In einem dieser Häuschen hielt man Sandra "gefangen"

Die Versicherung kostete wieder unüberschaubare Kwachas, die wieder in gewohnter Weise ausgelegt wurden. Vor der Tür kam ein weiterer fliegender Händler, der mir rote Klebestreifen fürs Auto verkaufen wollte – diese seien Pflicht. Da stimmte auch unser „Agententeam“ zu. Also kaufte ich billige rote Klebestreifen für weitere tausende Kwacha oder Dollar oder was weiß ich. Dann wurde ein Taschenrechner gezückt und da ich sowieso jeden Überblick verloren hatte (und sowieso nicht wusste wie der Wechselkurs stand), konnte ich nur noch nicken. Ich öffnete alle meine Taschen um mich mit meinen verschiedenen Währungen freizukaufen. Am Ende hatte uns dieser „Spaß“ 3,5 Stunden und 400 Euro gekostet (inkl. Visa), vermutlich wäre es noch teurer geworden, hätte ich noch einen Cent mehr in den Taschen gehabt. Alles war leer. Die Agenten zogen beleidigt ab, als hätten wir die Zeche geprellt. Wir waren fertig. Sandra sogar so fertig, dass sie zitterte und weinte und mir ging es fast ebenso. Das sollte unser Land sein, dass wir im letzten Jahr so glückserfüllt verlassen hatten? Wir waren bedient. Sambia hatte uns derart abweisend empfangen wie keines der vorherigen Länder und brauchte einige Tage bis wir es wieder „lieb“ hatten. Die Erinnerung allerdings blieb bis heute frisch und lässt mich noch immer erschaudern - dagegen war das Grenzgeplänkel um falsche Autopapiere lächerlich.




Es war einfach eine harte Dosis strukturierten Psychodrucks über mehrere Stunden.

Am nächsten Tag machten wir uns auf das Drama zu verarbeiten und fuhren abermals zum Grenzübergang und machten im Vorbeifahren ein paar Fotos. Wir hatten es immer noch nicht überwunden und bei mir lief sofort wieder der Schweiß und ich begann zu zittern...


Bleibt die Frage:


Kann man diesen Übergang nutzen?

Ja! Aber man muss Lust auf Abenteuer haben und cool bleiben.
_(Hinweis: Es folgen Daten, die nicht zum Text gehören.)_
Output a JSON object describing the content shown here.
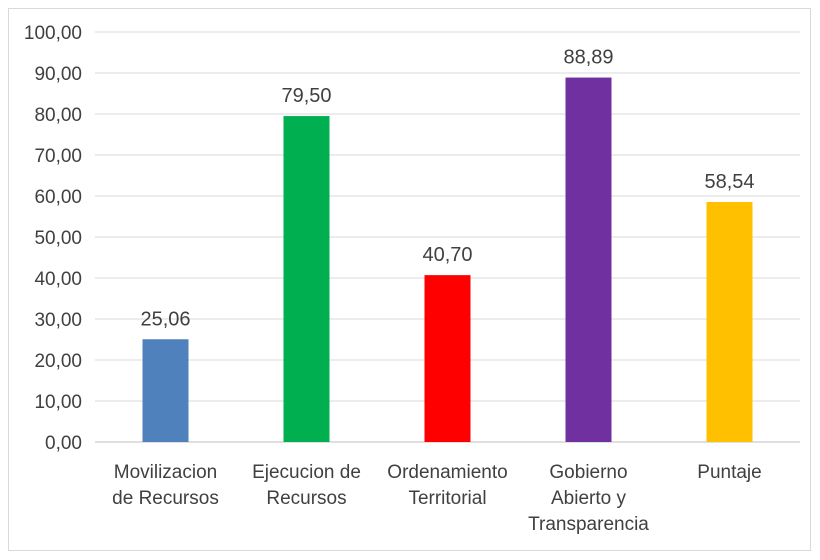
{
  "chart_data": {
    "type": "bar",
    "categories": [
      [
        "Movilizacion",
        "de Recursos"
      ],
      [
        "Ejecucion de",
        "Recursos"
      ],
      [
        "Ordenamiento",
        "Territorial"
      ],
      [
        "Gobierno",
        "Abierto y",
        "Transparencia"
      ],
      [
        "Puntaje"
      ]
    ],
    "values": [
      25.06,
      79.5,
      40.7,
      88.89,
      58.54
    ],
    "value_labels": [
      "25,06",
      "79,50",
      "40,70",
      "88,89",
      "58,54"
    ],
    "bar_colors": [
      "#4f81bd",
      "#00b050",
      "#ff0000",
      "#7030a0",
      "#ffc000"
    ],
    "ylim": [
      0,
      100
    ],
    "yticks": [
      0,
      10,
      20,
      30,
      40,
      50,
      60,
      70,
      80,
      90,
      100
    ],
    "ytick_labels": [
      "0,00",
      "10,00",
      "20,00",
      "30,00",
      "40,00",
      "50,00",
      "60,00",
      "70,00",
      "80,00",
      "90,00",
      "100,00"
    ],
    "grid": true,
    "legend": "none",
    "colors": {
      "grid": "#d9d9d9",
      "axis": "#bfbfbf",
      "text": "#404040"
    }
  }
}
Es ist völlig klar, dass Sambia hier nicht mit offenen Armen empfängt, sondern die Korruption blüht.

Also:

Visumgebühren in Dollar (50$ pro Visum und auch ansonsten Dollar dabeihaben, um eine bare Alternative zu Kwachas zu haben)

Keine Agenten annehmen und dieses selbstbewusst bekanntgeben.

Parken, aussteigen und zum ersten Schalter gehen (dem Druck von außen: „schnell, schnell, schnell“ standhalten – dies ist System, alle zum Wahnsinn zu treiben)

Den jeweiligen Beamten fragen, wo es weitergeht (hinter dem Haus, wo genau?)

Auf jegliche Ausgabe sofort eine unterzeichnete Quittung verlangen und auf „no corruption“ hinweisen (dieses wird nämlich auf den Plakaten immer empfohlen)

Von den Beamten eine Lösung erwarten, wo Kwacha zum normalen Tarif gewechselt werden können. Notfalls bitten eine übergeordnete Stelle anzurufen, um dieses Problem zu lösen.

Falls dennoch „schwarz“ gewechselt wird – sofort (!) den Tausch mit Gegenwährung abschließen. Als dauerhafte Faustregel: Dollar = 5000 Kwacha - Euro = 8000 Kwacha (damit kommen die meisten trotzdem gut hin!)

Sich frei ein Versicherungshäuschen wählen. Die Preise vergleichen (Agenten und Versicherer arbeiten zusammen an dieser Masche – uns wurde es erst später klar, dass es alles auf diesen Deal hinauslief!) - Nichts hetzt einen!

Die roten Streifen meinetwegen kaufen (wir wurden nie danach kontrolliert) aber einen Festrpreis vorher ausmachen (maximal 2 Dollar für dieses bisschen Klebefolie)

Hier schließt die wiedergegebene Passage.